What the first visit involves

Intake takes 90 minutes and is completed by a clinical social worker or intake coordinator. You will be asked about your living situation, family history, previous therapy or hospitalization, current medications, employment, insurance status, and presenting concerns. The clinician will determine if the Bergman Center is the right fit; if you need substance-use-focused treatment or have a diagnosis requiring specialized programming, you will be referred elsewhere. Income documentation is discussed and collected if available. At the end of intake, you schedule your first therapy appointment, usually within 1 to 3 weeks. You are given a fee receipt based on your income band, and the clinician matches you with a therapist based on availability and needs (e.g., if you request a therapist experienced in trauma, the clinic notes that). There is no separate psychiatric consultation unless medication is anticipated; that can be arranged after your first therapy visit.

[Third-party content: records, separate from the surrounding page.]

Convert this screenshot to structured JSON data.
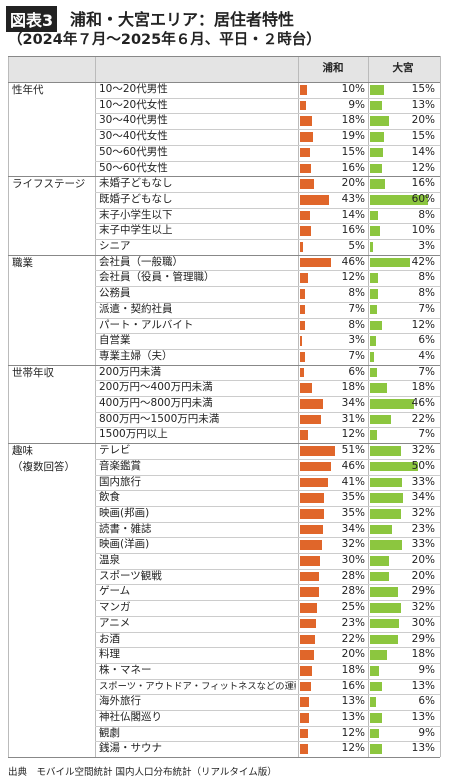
{
  "header": {
    "badge": "図表3",
    "title": "浦和・大宮エリア：居住者特性",
    "subtitle": "（2024年７月〜2025年６月、平日・２時台）"
  },
  "table": {
    "columns": [
      {
        "name": "浦和",
        "color": "#e0662a"
      },
      {
        "name": "大宮",
        "color": "#8cc63f"
      }
    ],
    "groups": [
      {
        "name": [
          "性年代"
        ],
        "rows": [
          {
            "label": "10〜20代男性",
            "values": [
              10,
              15
            ],
            "value_labels": [
              "10%",
              "15%"
            ]
          },
          {
            "label": "10〜20代女性",
            "values": [
              9,
              13
            ],
            "value_labels": [
              "9%",
              "13%"
            ]
          },
          {
            "label": "30〜40代男性",
            "values": [
              18,
              20
            ],
            "value_labels": [
              "18%",
              "20%"
            ]
          },
          {
            "label": "30〜40代女性",
            "values": [
              19,
              15
            ],
            "value_labels": [
              "19%",
              "15%"
            ]
          },
          {
            "label": "50〜60代男性",
            "values": [
              15,
              14
            ],
            "value_labels": [
              "15%",
              "14%"
            ]
          },
          {
            "label": "50〜60代女性",
            "values": [
              16,
              12
            ],
            "value_labels": [
              "16%",
              "12%"
            ]
          }
        ]
      },
      {
        "name": [
          "ライフステージ"
        ],
        "rows": [
          {
            "label": "未婚子どもなし",
            "values": [
              20,
              16
            ],
            "value_labels": [
              "20%",
              "16%"
            ]
          },
          {
            "label": "既婚子どもなし",
            "values": [
              43,
              60
            ],
            "value_labels": [
              "43%",
              "60%"
            ]
          },
          {
            "label": "末子小学生以下",
            "values": [
              14,
              8
            ],
            "value_labels": [
              "14%",
              "8%"
            ]
          },
          {
            "label": "末子中学生以上",
            "values": [
              16,
              10
            ],
            "value_labels": [
              "16%",
              "10%"
            ]
          },
          {
            "label": "シニア",
            "values": [
              5,
              3
            ],
            "value_labels": [
              "5%",
              "3%"
            ]
          }
        ]
      },
      {
        "name": [
          "職業"
        ],
        "rows": [
          {
            "label": "会社員（一般職）",
            "values": [
              46,
              42
            ],
            "value_labels": [
              "46%",
              "42%"
            ]
          },
          {
            "label": "会社員（役員・管理職）",
            "values": [
              12,
              8
            ],
            "value_labels": [
              "12%",
              "8%"
            ]
          },
          {
            "label": "公務員",
            "values": [
              8,
              8
            ],
            "value_labels": [
              "8%",
              "8%"
            ]
          },
          {
            "label": "派遣・契約社員",
            "values": [
              7,
              7
            ],
            "value_labels": [
              "7%",
              "7%"
            ]
          },
          {
            "label": "パート・アルバイト",
            "values": [
              8,
              12
            ],
            "value_labels": [
              "8%",
              "12%"
            ]
          },
          {
            "label": "自営業",
            "values": [
              3,
              6
            ],
            "value_labels": [
              "3%",
              "6%"
            ]
          },
          {
            "label": "専業主婦（夫）",
            "values": [
              7,
              4
            ],
            "value_labels": [
              "7%",
              "4%"
            ]
          }
        ]
      },
      {
        "name": [
          "世帯年収"
        ],
        "rows": [
          {
            "label": "200万円未満",
            "values": [
              6,
              7
            ],
            "value_labels": [
              "6%",
              "7%"
            ]
          },
          {
            "label": "200万円〜400万円未満",
            "values": [
              18,
              18
            ],
            "value_labels": [
              "18%",
              "18%"
            ]
          },
          {
            "label": "400万円〜800万円未満",
            "values": [
              34,
              46
            ],
            "value_labels": [
              "34%",
              "46%"
            ]
          },
          {
            "label": "800万円〜1500万円未満",
            "values": [
              31,
              22
            ],
            "value_labels": [
              "31%",
              "22%"
            ]
          },
          {
            "label": "1500万円以上",
            "values": [
              12,
              7
            ],
            "value_labels": [
              "12%",
              "7%"
            ]
          }
        ]
      },
      {
        "name": [
          "趣味",
          "（複数回答）"
        ],
        "rows": [
          {
            "label": "テレビ",
            "values": [
              51,
              32
            ],
            "value_labels": [
              "51%",
              "32%"
            ]
          },
          {
            "label": "音楽鑑賞",
            "values": [
              46,
              50
            ],
            "value_labels": [
              "46%",
              "50%"
            ]
          },
          {
            "label": "国内旅行",
            "values": [
              41,
              33
            ],
            "value_labels": [
              "41%",
              "33%"
            ]
          },
          {
            "label": "飲食",
            "values": [
              35,
              34
            ],
            "value_labels": [
              "35%",
              "34%"
            ]
          },
          {
            "label": "映画(邦画)",
            "values": [
              35,
              32
            ],
            "value_labels": [
              "35%",
              "32%"
            ]
          },
          {
            "label": "読書・雑誌",
            "values": [
              34,
              23
            ],
            "value_labels": [
              "34%",
              "23%"
            ]
          },
          {
            "label": "映画(洋画)",
            "values": [
              32,
              33
            ],
            "value_labels": [
              "32%",
              "33%"
            ]
          },
          {
            "label": "温泉",
            "values": [
              30,
              20
            ],
            "value_labels": [
              "30%",
              "20%"
            ]
          },
          {
            "label": "スポーツ観戦",
            "values": [
              28,
              20
            ],
            "value_labels": [
              "28%",
              "20%"
            ]
          },
          {
            "label": "ゲーム",
            "values": [
              28,
              29
            ],
            "value_labels": [
              "28%",
              "29%"
            ]
          },
          {
            "label": "マンガ",
            "values": [
              25,
              32
            ],
            "value_labels": [
              "25%",
              "32%"
            ]
          },
          {
            "label": "アニメ",
            "values": [
              23,
              30
            ],
            "value_labels": [
              "23%",
              "30%"
            ]
          },
          {
            "label": "お酒",
            "values": [
              22,
              29
            ],
            "value_labels": [
              "22%",
              "29%"
            ]
          },
          {
            "label": "料理",
            "values": [
              20,
              18
            ],
            "value_labels": [
              "20%",
              "18%"
            ]
          },
          {
            "label": "株・マネー",
            "values": [
              18,
              9
            ],
            "value_labels": [
              "18%",
              "9%"
            ]
          },
          {
            "label": "スポーツ・アウトドア・フィットネスなどの運動",
            "values": [
              16,
              13
            ],
            "value_labels": [
              "16%",
              "13%"
            ]
          },
          {
            "label": "海外旅行",
            "values": [
              13,
              6
            ],
            "value_labels": [
              "13%",
              "6%"
            ]
          },
          {
            "label": "神社仏閣巡り",
            "values": [
              13,
              13
            ],
            "value_labels": [
              "13%",
              "13%"
            ]
          },
          {
            "label": "観劇",
            "values": [
              12,
              9
            ],
            "value_labels": [
              "12%",
              "9%"
            ]
          },
          {
            "label": "銭湯・サウナ",
            "values": [
              12,
              13
            ],
            "value_labels": [
              "12%",
              "13%"
            ]
          }
        ]
      }
    ]
  },
  "footer": {
    "source": "出典　モバイル空間統計 国内人口分布統計（リアルタイム版）"
  }
}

Hours, parking, and logistics

The Bergman Center is located at 3001 Greenmount Avenue in Northeast Baltimore. Hours are Monday through Friday, 9:00 a.m. to 5:00 p.m., with limited evening slots available by request. There is on-site parking in a small lot; street parking is also available. The clinic is served by MTA Bus Line 3 and 27. Phone intake inquiries can be made at the main line; you are encouraged to call during business hours rather than email, as response times for messages vary. The intake appointment can be scheduled within 7 to 10 business days of your call. Cancellation policy requires 24-hour notice to avoid a $25 fee.

The Bergman Center fills a specific niche in Baltimore's mental health landscape: it removes financial barrier and insurance complexity for residents with modest to moderate incomes, making sustained therapy accessible without the gatekeeping that insurance networks impose. For those meeting its service scope, the continuity and local roots matter more than the slightly longer initial wait.